Mientras la defensa aún intentaba recomponerse del despiste colectivo, el guardameta ya se levantaba tras el vuelo, sabiendo que había ganado un pequeño duelo dentro de un partido gigantesco: había leído mejor que nadie, incluso mejor que sus propios compañeros, el instante en el que Messi iba a golpear.
Un Mundial que no perdona distracciones
El contexto no es menor. Este Mundial 2026, el más grande de la historia, ha llevado a 48 selecciones a repartirse por 16 sedes en tres países. Cada error se paga. Cada segundo de desconexión puede significar un billete de vuelta a casa.
En el Hard Rock Stadium, en Miami Gardens, Argentina y Cabo Verde se jugaban el pase en un torneo que, desde la fase de eliminación directa, no concede segundas oportunidades. A partir de estos octavos, todo es vida o muerte deportiva: un solo partido, un solo fallo, y la aventura termina.
Ahí se agranda la figura de un arquero veterano. En un duelo en el que la atención mundial suele concentrarse en los grandes nombres de siempre, Vozinha se ganó su propio foco con una acción que mezcló lectura del juego, carácter para gritar cuando nadie escucha y valentía para lanzarse cuando el margen de error es mínimo.

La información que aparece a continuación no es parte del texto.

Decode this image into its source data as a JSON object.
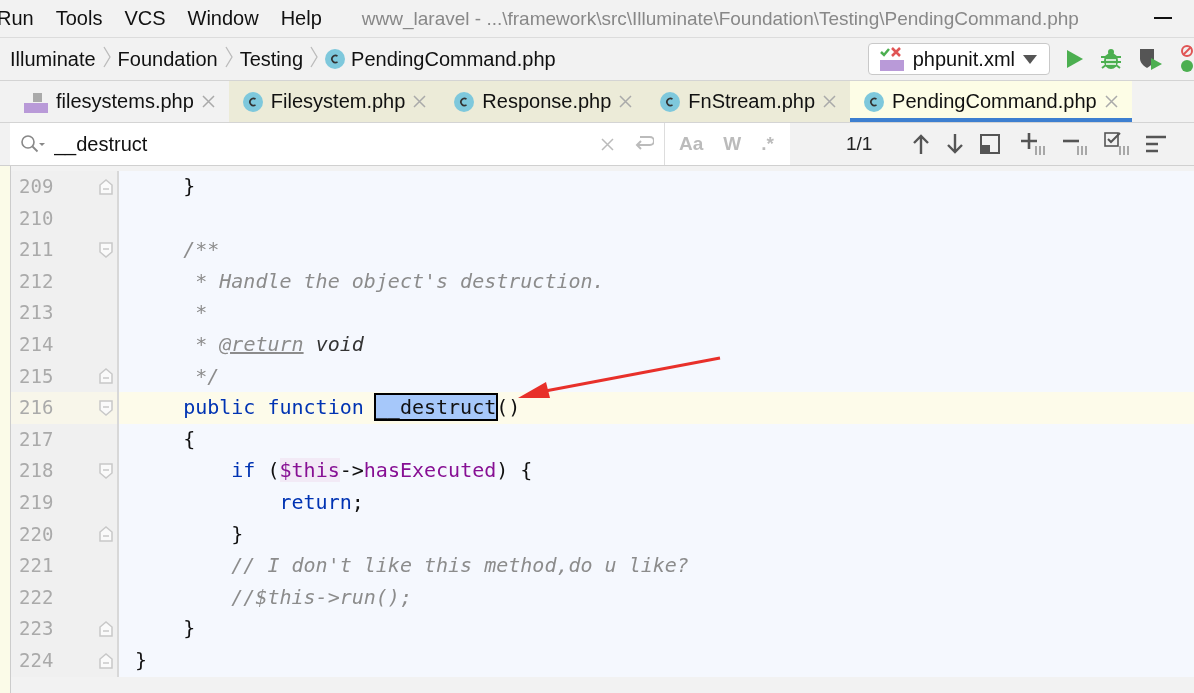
{
  "menu": [
    "Run",
    "Tools",
    "VCS",
    "Window",
    "Help"
  ],
  "window": {
    "title": "www_laravel - ...\\framework\\src\\Illuminate\\Foundation\\Testing\\PendingCommand.php"
  },
  "breadcrumb": [
    {
      "label": "Illuminate",
      "kind": "folder"
    },
    {
      "label": "Foundation",
      "kind": "folder"
    },
    {
      "label": "Testing",
      "kind": "folder"
    },
    {
      "label": "PendingCommand.php",
      "kind": "class"
    }
  ],
  "run_config": {
    "label": "phpunit.xml"
  },
  "tabs": [
    {
      "label": "filesystems.php",
      "kind": "php",
      "selected": false
    },
    {
      "label": "Filesystem.php",
      "kind": "class",
      "selected": false
    },
    {
      "label": "Response.php",
      "kind": "class",
      "selected": false
    },
    {
      "label": "FnStream.php",
      "kind": "class",
      "selected": false
    },
    {
      "label": "PendingCommand.php",
      "kind": "class",
      "selected": true
    }
  ],
  "search": {
    "value": "__destruct",
    "options": [
      "Aa",
      "W",
      ".*"
    ],
    "count": "1/1"
  },
  "lines": [
    {
      "number": "209",
      "fold_start": false,
      "fold_end": true,
      "current": false,
      "tokens": [
        {
          "kind": "plain",
          "text": "    }"
        }
      ]
    },
    {
      "number": "210",
      "fold_start": false,
      "fold_end": false,
      "current": false
    },
    {
      "number": "211",
      "fold_start": true,
      "fold_end": false,
      "current": false,
      "tokens": [
        {
          "kind": "comment",
          "text": "    /**"
        }
      ]
    },
    {
      "number": "212",
      "fold_start": false,
      "fold_end": false,
      "current": false,
      "tokens": [
        {
          "kind": "comment",
          "text": "     * Handle the object's destruction."
        }
      ]
    },
    {
      "number": "213",
      "fold_start": false,
      "fold_end": false,
      "current": false,
      "tokens": [
        {
          "kind": "comment",
          "text": "     *"
        }
      ]
    },
    {
      "number": "214",
      "fold_start": false,
      "fold_end": false,
      "current": false,
      "tokens": [
        {
          "kind": "comment",
          "text": "     * "
        },
        {
          "kind": "doctag",
          "text": "@return"
        },
        {
          "kind": "doctype",
          "text": " void"
        }
      ]
    },
    {
      "number": "215",
      "fold_start": false,
      "fold_end": true,
      "current": false,
      "tokens": [
        {
          "kind": "comment",
          "text": "     */"
        }
      ]
    },
    {
      "number": "216",
      "fold_start": true,
      "fold_end": false,
      "current": true,
      "tokens": [
        {
          "kind": "keyword",
          "text": "    public function "
        },
        {
          "kind": "match",
          "text": "__destruct"
        },
        {
          "kind": "plain",
          "text": "()"
        }
      ]
    },
    {
      "number": "217",
      "fold_start": false,
      "fold_end": false,
      "current": false,
      "tokens": [
        {
          "kind": "plain",
          "text": "    {"
        }
      ]
    },
    {
      "number": "218",
      "fold_start": true,
      "fold_end": false,
      "current": false,
      "tokens": [
        {
          "kind": "keyword",
          "text": "        if"
        },
        {
          "kind": "plain",
          "text": " ("
        },
        {
          "kind": "variable",
          "text": "$this"
        },
        {
          "kind": "plain",
          "text": "->"
        },
        {
          "kind": "property",
          "text": "hasExecuted"
        },
        {
          "kind": "plain",
          "text": ") {"
        }
      ]
    },
    {
      "number": "219",
      "fold_start": false,
      "fold_end": false,
      "current": false,
      "tokens": [
        {
          "kind": "keyword",
          "text": "            return"
        },
        {
          "kind": "plain",
          "text": ";"
        }
      ]
    },
    {
      "number": "220",
      "fold_start": false,
      "fold_end": true,
      "current": false,
      "tokens": [
        {
          "kind": "plain",
          "text": "        }"
        }
      ]
    },
    {
      "number": "221",
      "fold_start": false,
      "fold_end": false,
      "current": false,
      "tokens": [
        {
          "kind": "comment",
          "text": "        // I don't like this method,do u like?"
        }
      ]
    },
    {
      "number": "222",
      "fold_start": false,
      "fold_end": false,
      "current": false,
      "tokens": [
        {
          "kind": "comment",
          "text": "        //$this->run();"
        }
      ]
    },
    {
      "number": "223",
      "fold_start": false,
      "fold_end": true,
      "current": false,
      "tokens": [
        {
          "kind": "plain",
          "text": "    }"
        }
      ]
    },
    {
      "number": "224",
      "fold_start": false,
      "fold_end": true,
      "current": false,
      "tokens": [
        {
          "kind": "plain",
          "text": "}"
        }
      ]
    }
  ]
}
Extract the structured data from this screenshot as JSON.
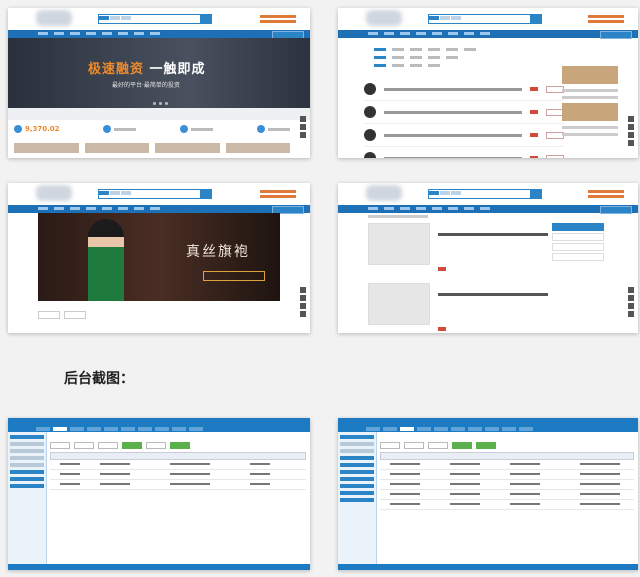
{
  "caption": "后台截图：",
  "shot1": {
    "banner_title_accent": "极速融资",
    "banner_title_rest": "一触即成",
    "banner_subtitle": "最好的平台·最简单的投资",
    "stat_amount": "9,370.02"
  },
  "shot3": {
    "banner_title": "真丝旗袍"
  },
  "colors": {
    "nav_blue": "#1d6fb6",
    "accent_orange": "#f08a2b",
    "tag_red": "#d24b3a",
    "admin_blue": "#1d7bc4"
  }
}
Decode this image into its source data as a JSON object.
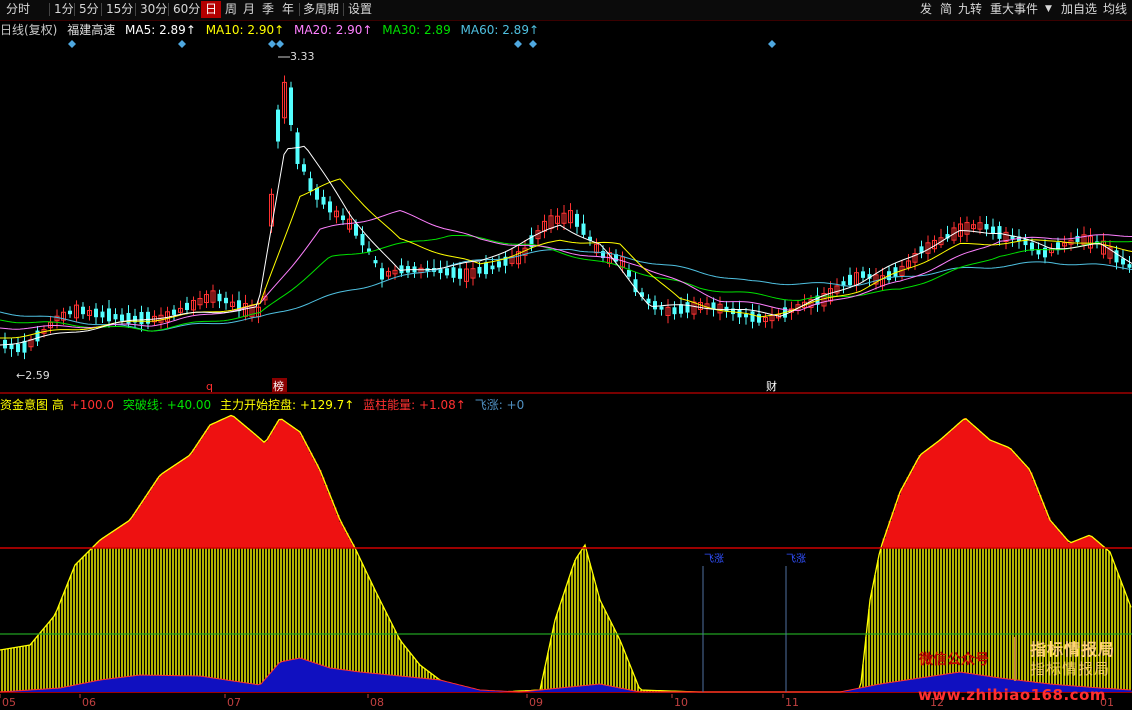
{
  "toolbar": {
    "periods": [
      "分时",
      "1分",
      "5分",
      "15分",
      "30分",
      "60分",
      "日",
      "周",
      "月",
      "季",
      "年",
      "多周期",
      "设置"
    ],
    "active": "日",
    "right": [
      "发",
      "简",
      "九转",
      "重大事件",
      "▼",
      "加自选",
      "均线"
    ]
  },
  "ma_line": {
    "prefix": "日线(复权)",
    "stock": "福建高速",
    "ma5": "MA5: 2.89↑",
    "ma10": "MA10: 2.90↑",
    "ma20": "MA20: 2.90↑",
    "ma30": "MA30: 2.89",
    "ma60": "MA60: 2.89↑"
  },
  "price_labels": {
    "high": "3.33",
    "low": "←2.59"
  },
  "markers": {
    "q": "q",
    "bang": "榜",
    "cai": "财"
  },
  "indicator_line": {
    "name": "资金意图 高",
    "high_val": "+100.0",
    "breakthrough": "突破线: +40.00",
    "control": "主力开始控盘: +129.7↑",
    "blue_energy": "蓝柱能量: +1.08↑",
    "feizhang": "飞涨: +0"
  },
  "feizhang_labels": [
    "飞涨",
    "飞涨"
  ],
  "x_axis": [
    "05",
    "06",
    "07",
    "08",
    "09",
    "10",
    "11",
    "12",
    "01"
  ],
  "watermark": {
    "wechat": "微信公众号",
    "brand1": "指标情报局",
    "brand2": "指标情报局",
    "website": "www.zhibiao168.com"
  },
  "colors": {
    "up": "#ff3232",
    "down": "#54ffff",
    "ma5": "#ffffff",
    "ma10": "#ffff00",
    "ma20": "#ff80ff",
    "ma30": "#00e000",
    "ma60": "#4fc0e0",
    "red_fill": "#ee1111",
    "yellow_fill": "#ffff00",
    "blue_fill": "#1010c0"
  },
  "chart_data": {
    "type": "candlestick+histogram",
    "price_range": [
      2.59,
      3.33
    ],
    "indicator_levels": {
      "high": 100,
      "breakthrough": 40
    }
  }
}
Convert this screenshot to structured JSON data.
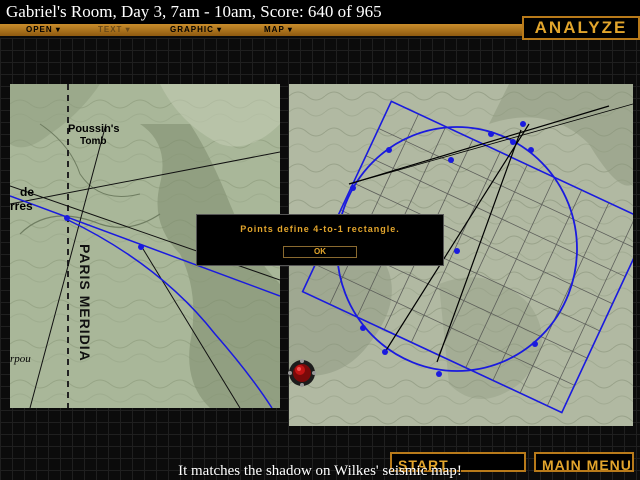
{
  "title": "Gabriel's Room, Day 3, 7am - 10am, Score: 640 of 965",
  "mode_label": "ANALYZE",
  "menu": {
    "open": "OPEN ▾",
    "text": "TEXT ▾",
    "graphic": "GRAPHIC ▾",
    "map": "MAP ▾"
  },
  "left_map": {
    "label_tomb_1": "Poussin's",
    "label_tomb_2": "Tomb",
    "label_de": "de",
    "label_rres": "rres",
    "label_meridian": "PARIS MERIDIA",
    "label_pou": "rpou"
  },
  "dialog": {
    "message": "Points define 4-to-1 rectangle.",
    "ok_label": "OK"
  },
  "buttons": {
    "start_analysis": "START ANALYSIS",
    "main_menu": "MAIN MENU"
  },
  "caption": "It matches the shadow on Wilkes' seismic map!",
  "colors": {
    "accent": "#e2a52c",
    "overlay_line": "#1a1adf"
  }
}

El cuadro que espera al superviviente
La atajada no fue solo una postal para coleccionar; tuvo peso real en el torneo. El empate mantenía viva la eliminatoria y dejaba en el aire el nombre del rival que, el 7 de julio en Atlanta, se mediría al ganador del Australia–Egypt, también programado para el 3 de julio en el AT&T Stadium de Arlington.
En un cuadro en el que ya se habían clasificado selecciones como Canada, Paraguay, Morocco, Brazil, Norway, Mexico, France, United States, Belgium, England, Spain, Portugal y Switzerland, la llave que sale del Argentina–Cape Verde se cruza en un camino que apunta a Kansas City en cuartos y a Miami en semifinales.
Todo eso, en parte, sigue siendo posible por un instante en el minuto 72. Por un grito que casi nadie oyó. Y por un arquero de 40 años que, cuando todos se distraían con la barrera, solo tuvo ojos para Messi y para la pelota.